Universal-2-TF: Robust All-Neural Text Formatting for ASR
Yash Khare, Taufiquzzaman Peyash, Andrea Vanzo, Takuya Yoshioka
TL;DR
The paper addresses robust post-ASR text formatting by proposing Universal-2-TF, a fully neural, two-stage TF system. It combines a shared-encoder multi-objective token classifier for PR and truecasing with a seq2seq span converter for ITN and mixed-case transformation, restricted to identified spans to control cost and reduce hallucinations, and it optimizes the joint objective $\mathcal{L} = \alpha_1 \mathcal{L}_1 + \alpha_2 \mathcal{L}_2 + \alpha_3 \mathcal{L}_3$. The authors enrich training data with careful cleaning and LLM-based augmentation, achieving high TF accuracy and perceptual quality while reducing inference time compared to end-to-end seq2seq or WFST-based baselines. They validate the approach on diverse datasets and show strong objective and subjective results, including improvements in ITN handling.
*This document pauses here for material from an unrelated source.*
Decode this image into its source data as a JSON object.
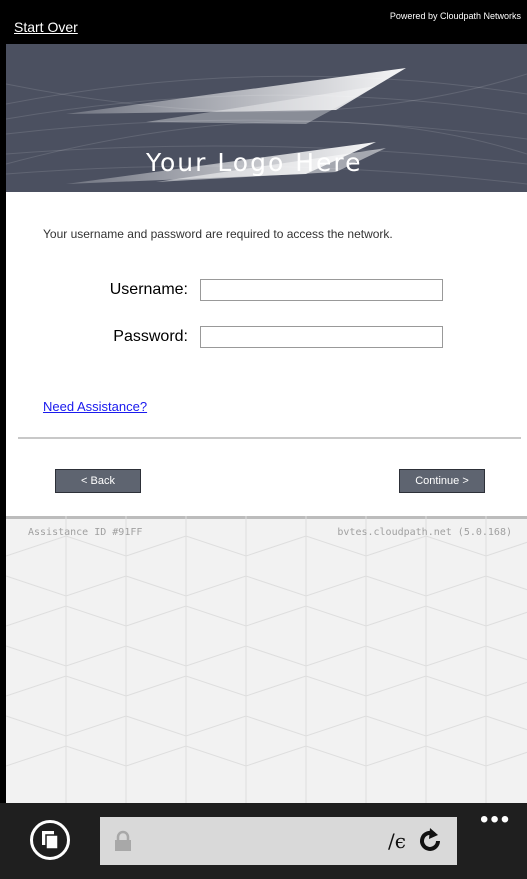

The work advances practical commercial ASR deployment by delivering a robust, efficient, all-neural TF solution with broad domain generalization. $\mathcal{L}$ is minimized across tasks to jointly learn punctuation, capitalization, and ITN span handling, while a seq2seq module converts spans to polished written forms.
Abstract
This paper introduces an all-neural text formatting (TF) model designed for commercial automatic speech recognition (ASR) systems, encompassing punctuation restoration (PR), truecasing, and inverse text normalization (ITN). Unlike traditional rule-based or hybrid approaches, this method leverages a two-stage neural architecture comprising a multi-objective token classifier and a sequence-to-sequence (seq2seq) model. This design minimizes computational costs and reduces hallucinations while ensuring flexibility and robustness across diverse linguistic entities and text domains. Developed as part of the Universal-2 ASR system, the proposed method demonstrates superior performance in TF accuracy, computational efficiency, and perceptual quality, as validated through comprehensive evaluations using both objective and subjective methods. This work underscores the importance of holistic TF models in enhancing ASR usability in practical settings.